Let me back up. Early in June, I got my Apple Watch, which I must say was great fun and, well, all consuming. Day one I barely took it off to recharge, checking my e-mail at 3 a.m., just in case something important came to me overnight. By day three I was surreptitiously checking the weather in London, following the FTSE market movements and answering e-mail at dinner. We then boarded a ship bound for Iceland. The last time I had been aboard, the Internet connection was seamless and I carried on as though I never left home. This time, however, I was disconnected for five days.

The first things I missed were e-mail, LinkedIn, Facebook and my subscription to hundreds of blogs where people I had never met complained about their family, the neighbors, their portfolio performance, last night’s theater presentation or the lack of anything to see on TV, despite their access to 1,237 channels and 10,000 movies on demand. Next, I missed my subscriptions to 14 digital newspapers, 16 magazines and, my absolute favorite app, Zite.

Finally, I missed days of news from CNN, NBC and all my other favorite online stations that kept me up-to-date on important current events, especially the minutiae. Probably more than anything, I missed the ability to Google information at a whim.

I sat down to relax and listen to music, but Pandora was unavailable, so I passed some time humming to the Texas Tech fight song, the only thing I had recorded on my iPad at the time. (Everything else was loaded in the cloud.) I needed input—and fast.

Now I’m a voracious reader, and while I had many books on my iPad, most had not been downloaded from the cloud, so I ran through what I had pretty fast. For amusement I began to listen to conversations around me, some of them pretty funny because I couldn’t hear very well and filled in any blanks with my own words.

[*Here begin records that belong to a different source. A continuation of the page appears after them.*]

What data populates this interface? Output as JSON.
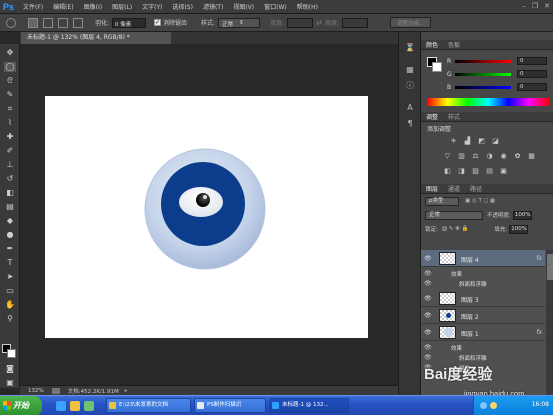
{
  "app": {
    "logo": "Ps"
  },
  "menu": [
    "文件(F)",
    "编辑(E)",
    "图像(I)",
    "图层(L)",
    "文字(Y)",
    "选择(S)",
    "滤镜(T)",
    "视图(V)",
    "窗口(W)",
    "帮助(H)"
  ],
  "window_controls": {
    "minimize": "–",
    "restore": "❐",
    "close": "✕"
  },
  "options": {
    "feather_label": "羽化:",
    "feather_value": "0 像素",
    "antialias_label": "消除锯齿",
    "antialias_checked": true,
    "style_label": "样式:",
    "style_value": "正常",
    "width_label": "宽度:",
    "height_label": "高度:",
    "refine_edge": "调整边缘..."
  },
  "document": {
    "tab_title": "未标题-1 @ 132% (图层 4, RGB/8) *"
  },
  "status": {
    "zoom": "132%",
    "doc_size": "文档:452.2K/1.91M"
  },
  "color_panel": {
    "tabs": [
      "颜色",
      "色板"
    ],
    "channels": [
      {
        "name": "R",
        "value": "0"
      },
      {
        "name": "G",
        "value": "0"
      },
      {
        "name": "B",
        "value": "0"
      }
    ]
  },
  "adjust_panel": {
    "tabs": [
      "调整",
      "样式"
    ],
    "add_label": "添加调整",
    "icons_row1": [
      "brightness-icon",
      "levels-icon",
      "curves-icon",
      "exposure-icon"
    ],
    "icons_row2": [
      "vibrance-icon",
      "hue-icon",
      "color-balance-icon",
      "bw-icon",
      "photo-filter-icon",
      "channel-mixer-icon",
      "color-lookup-icon"
    ],
    "icons_row3": [
      "invert-icon",
      "posterize-icon",
      "threshold-icon",
      "gradient-map-icon",
      "selective-color-icon"
    ]
  },
  "layers_panel": {
    "tabs": [
      "图层",
      "通道",
      "路径"
    ],
    "kind_label": "ρ类型",
    "blend_mode": "正常",
    "opacity_label": "不透明度:",
    "opacity": "100%",
    "lock_label": "锁定:",
    "fill_label": "填充:",
    "fill": "100%",
    "layers": [
      {
        "name": "图层 4",
        "selected": true,
        "fx": "fx",
        "effects_label": "效果",
        "effects": [
          "斜面和浮雕"
        ]
      },
      {
        "name": "图层 3",
        "selected": false
      },
      {
        "name": "图层 2",
        "selected": false
      },
      {
        "name": "图层 1",
        "selected": false,
        "fx": "fx",
        "effects_label": "效果",
        "effects": [
          "斜面和浮雕",
          "描边"
        ]
      }
    ]
  },
  "taskbar": {
    "start": "开始",
    "buttons": [
      {
        "label": "E:\\23\\未发表的文档",
        "icon_color": "#f0c040",
        "active": false
      },
      {
        "label": "PS制作扫描识",
        "icon_color": "#e8e8e8",
        "active": false
      },
      {
        "label": "未标题-1 @ 132...",
        "icon_color": "#2ea1ff",
        "active": true
      }
    ],
    "clock": "16:08"
  },
  "watermark": {
    "logo": "Bai度经验",
    "url": "jingyan.baidu.com"
  }
}
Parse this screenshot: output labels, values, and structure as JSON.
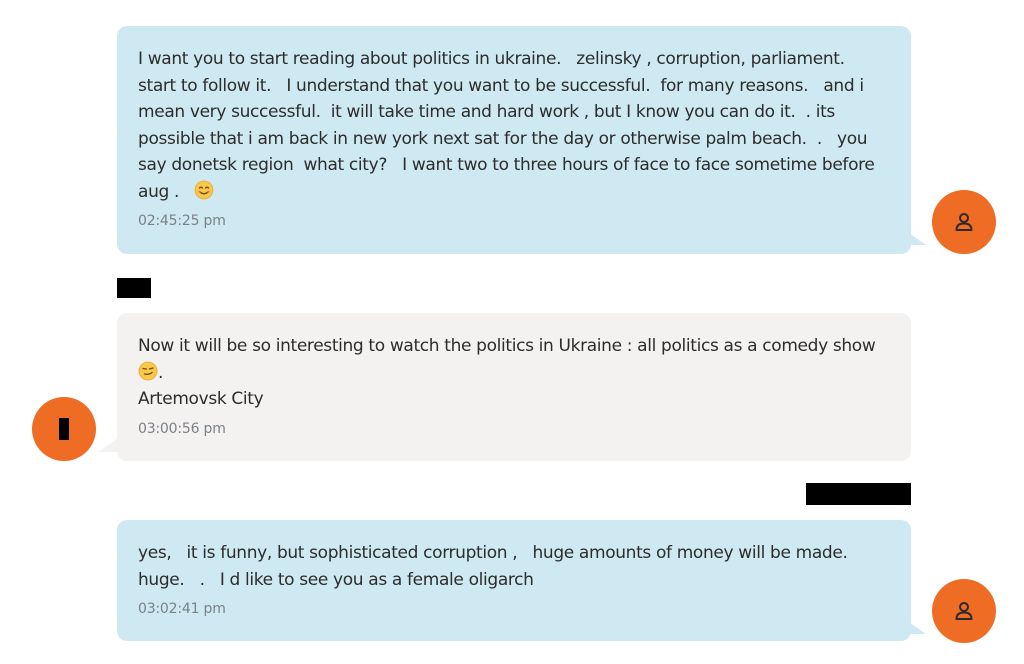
{
  "messages": [
    {
      "direction": "outgoing",
      "text": "I want you to start reading about politics in ukraine.   zelinsky , corruption, parliament.  start to follow it.   I understand that you want to be successful.  for many reasons.   and i mean very successful.  it will take time and hard work , but I know you can do it.  . its possible that i am back in new york next sat for the day or otherwise palm beach.  .   you say donetsk region  what city?   I want two to three hours of face to face sometime before aug .   ",
      "emoji": "smiling-face-emoji",
      "time": "02:45:25 pm"
    },
    {
      "direction": "incoming",
      "text": "Now it will be so interesting to watch the politics in Ukraine : all politics as a comedy show ",
      "emoji": "smirking-face-emoji",
      "text_after": ".\nArtemovsk City",
      "time": "03:00:56 pm"
    },
    {
      "direction": "outgoing",
      "text": "yes,   it is funny, but sophisticated corruption ,   huge amounts of money will be made.  huge.   .   I d like to see you as a female oligarch",
      "time": "03:02:41 pm"
    }
  ],
  "colors": {
    "outgoing_bubble": "#cfe9f2",
    "incoming_bubble": "#f4f2f1",
    "avatar": "#ef6c25",
    "timestamp": "#7c8087",
    "redaction": "#000000"
  },
  "icons": {
    "outgoing_avatar": "user-icon",
    "incoming_avatar": "redacted-avatar"
  }
}
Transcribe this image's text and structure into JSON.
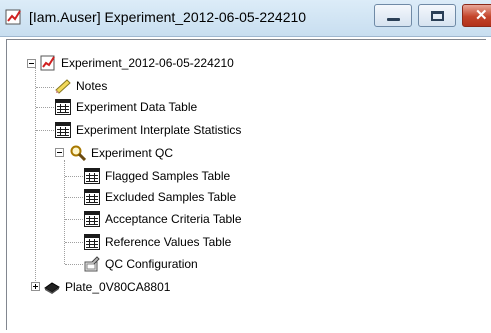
{
  "window": {
    "title": "[Iam.Auser] Experiment_2012-06-05-224210",
    "minimize_glyph": "",
    "close_glyph": "✕"
  },
  "tree": {
    "root": {
      "label": "Experiment_2012-06-05-224210",
      "icon": "experiment-icon",
      "expanded": true
    },
    "items": [
      {
        "label": "Notes",
        "icon": "notes-pencil-icon"
      },
      {
        "label": "Experiment Data Table",
        "icon": "table-icon"
      },
      {
        "label": "Experiment Interplate Statistics",
        "icon": "table-icon"
      },
      {
        "label": "Experiment QC",
        "icon": "magnifier-icon",
        "expanded": true,
        "children": [
          {
            "label": "Flagged Samples Table",
            "icon": "table-icon"
          },
          {
            "label": "Excluded Samples Table",
            "icon": "table-icon"
          },
          {
            "label": "Acceptance Criteria Table",
            "icon": "table-icon"
          },
          {
            "label": "Reference Values Table",
            "icon": "table-icon"
          },
          {
            "label": "QC Configuration",
            "icon": "configuration-icon"
          }
        ]
      },
      {
        "label": "Plate_0V80CA8801",
        "icon": "plate-icon",
        "expanded": false
      }
    ]
  }
}
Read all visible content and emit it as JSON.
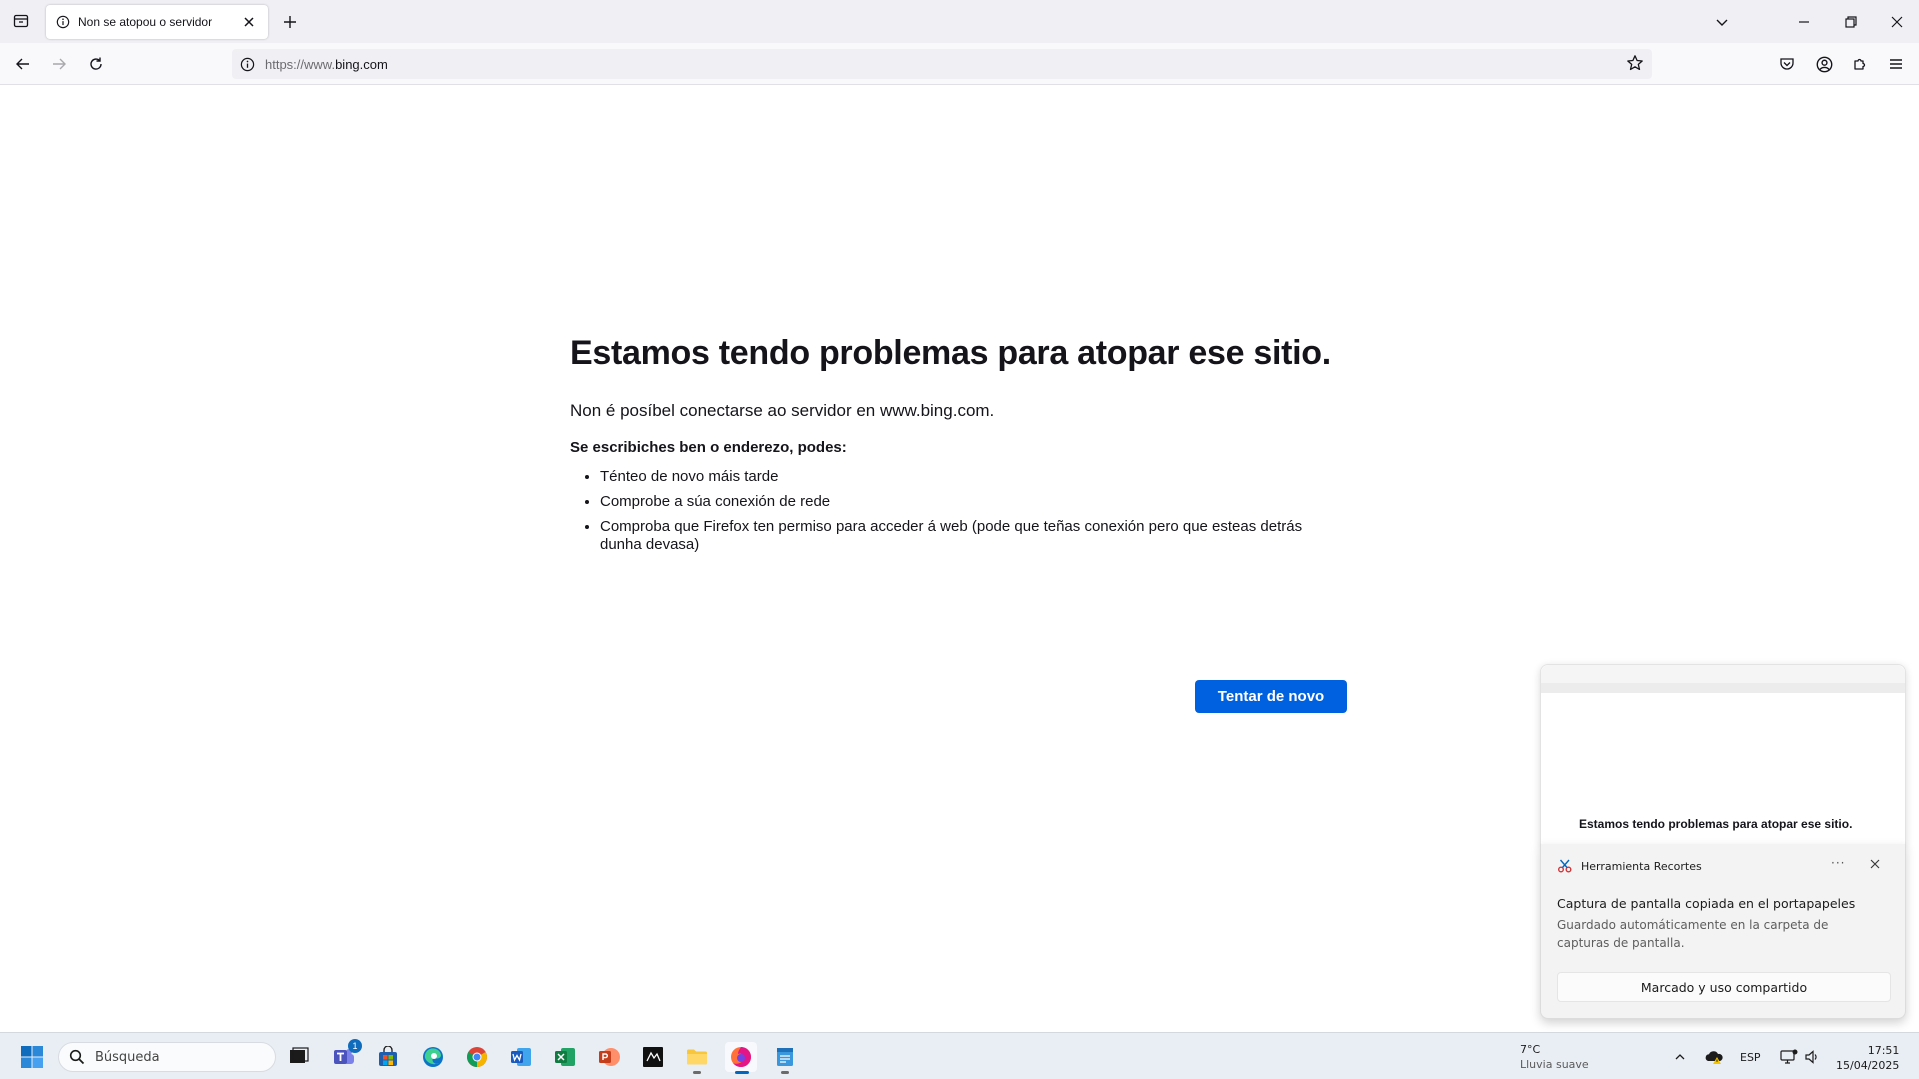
{
  "browser": {
    "tab": {
      "title": "Non se atopou o servidor"
    },
    "url": {
      "scheme": "https://www.",
      "host": "bing.com"
    }
  },
  "error_page": {
    "title": "Estamos tendo problemas para atopar ese sitio.",
    "description": "Non é posíbel conectarse ao servidor en www.bing.com.",
    "suggestions_heading": "Se escribiches ben o enderezo, podes:",
    "suggestions": [
      "Ténteo de novo máis tarde",
      "Comprobe a súa conexión de rede",
      "Comproba que Firefox ten permiso para acceder á web (pode que teñas conexión pero que esteas detrás dunha devasa)"
    ],
    "retry_label": "Tentar de novo",
    "accent_color": "#0061e0"
  },
  "notification": {
    "preview_text": "Estamos tendo problemas para atopar ese sitio.",
    "app_name": "Herramienta Recortes",
    "more_label": "···",
    "title": "Captura de pantalla copiada en el portapapeles",
    "body": "Guardado automáticamente en la carpeta de capturas de pantalla.",
    "action_label": "Marcado y uso compartido"
  },
  "taskbar": {
    "search_placeholder": "Búsqueda",
    "teams_badge": "1",
    "weather": {
      "temp": "7°C",
      "condition": "Lluvia suave"
    },
    "language": "ESP",
    "time": "17:51",
    "date": "15/04/2025",
    "apps": [
      "task-view",
      "teams",
      "microsoft-store",
      "edge",
      "chrome",
      "word",
      "excel",
      "powerpoint",
      "photo-app",
      "file-explorer",
      "firefox",
      "notepad"
    ]
  }
}
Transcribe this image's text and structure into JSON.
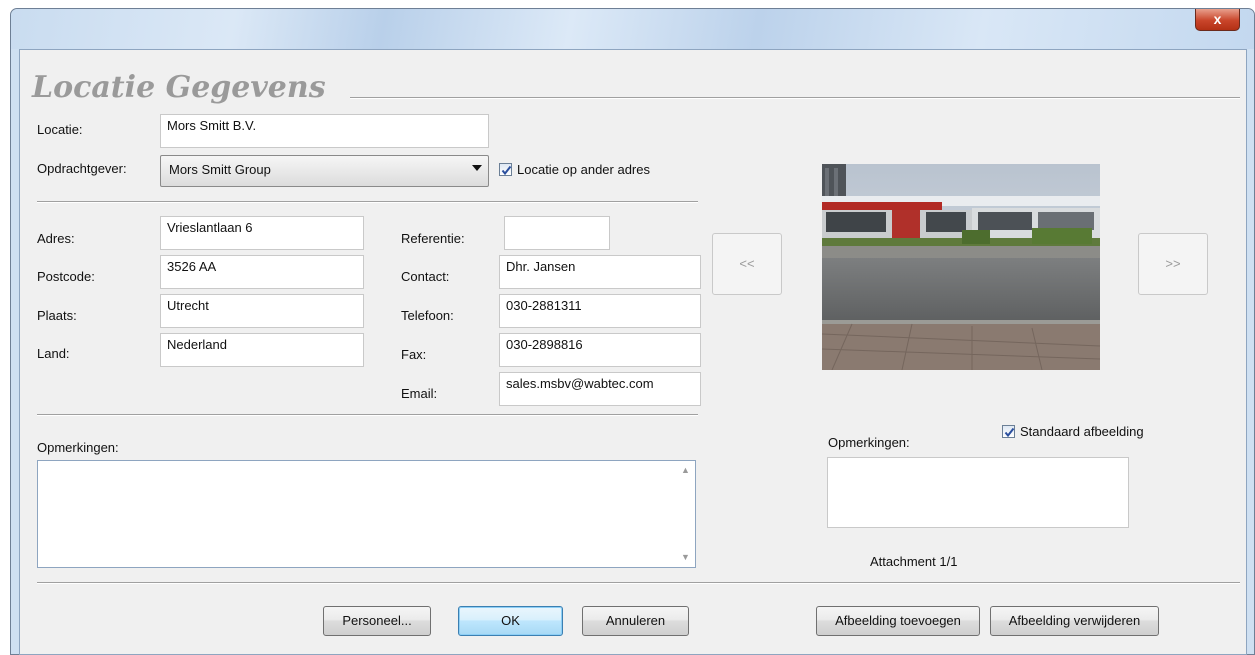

In final desperation, with absolutely nothing else to do, I began to think. I thought about my clients, our next generation of advisors, some processes that we needed to refine and some marketing strategies. I let the ideas flow, then began to take notes. What resulted were solutions to an array of items that had needed attention for a long time, but that I really never thought I had time to attack. There was no interruption, no input but thoughts I generated. I was synthesizing and analyzing the morass of data I had collected in my head for decades. This is the essence of critical thinking.

As advisors we practice critical thinking daily—for example, how will this retirement strategy work for my new client, or what will be the impact on the portfolio if I increase the international holdings? Our critical thinking is generally deliberate. We have a problem. We define it, look at it from different perspectives and pose possible solutions.

We get paid for this thinking, but somehow don’t connect thinking about our practices or our human resources as profitable thinking. Yet how you deliver your advice is just as important as the advice you give. How you mentor and groom your staff matters greatly to you, to them and, most important, to your clients. How you think about and solve your business practice issues can immediately affect your bottom line.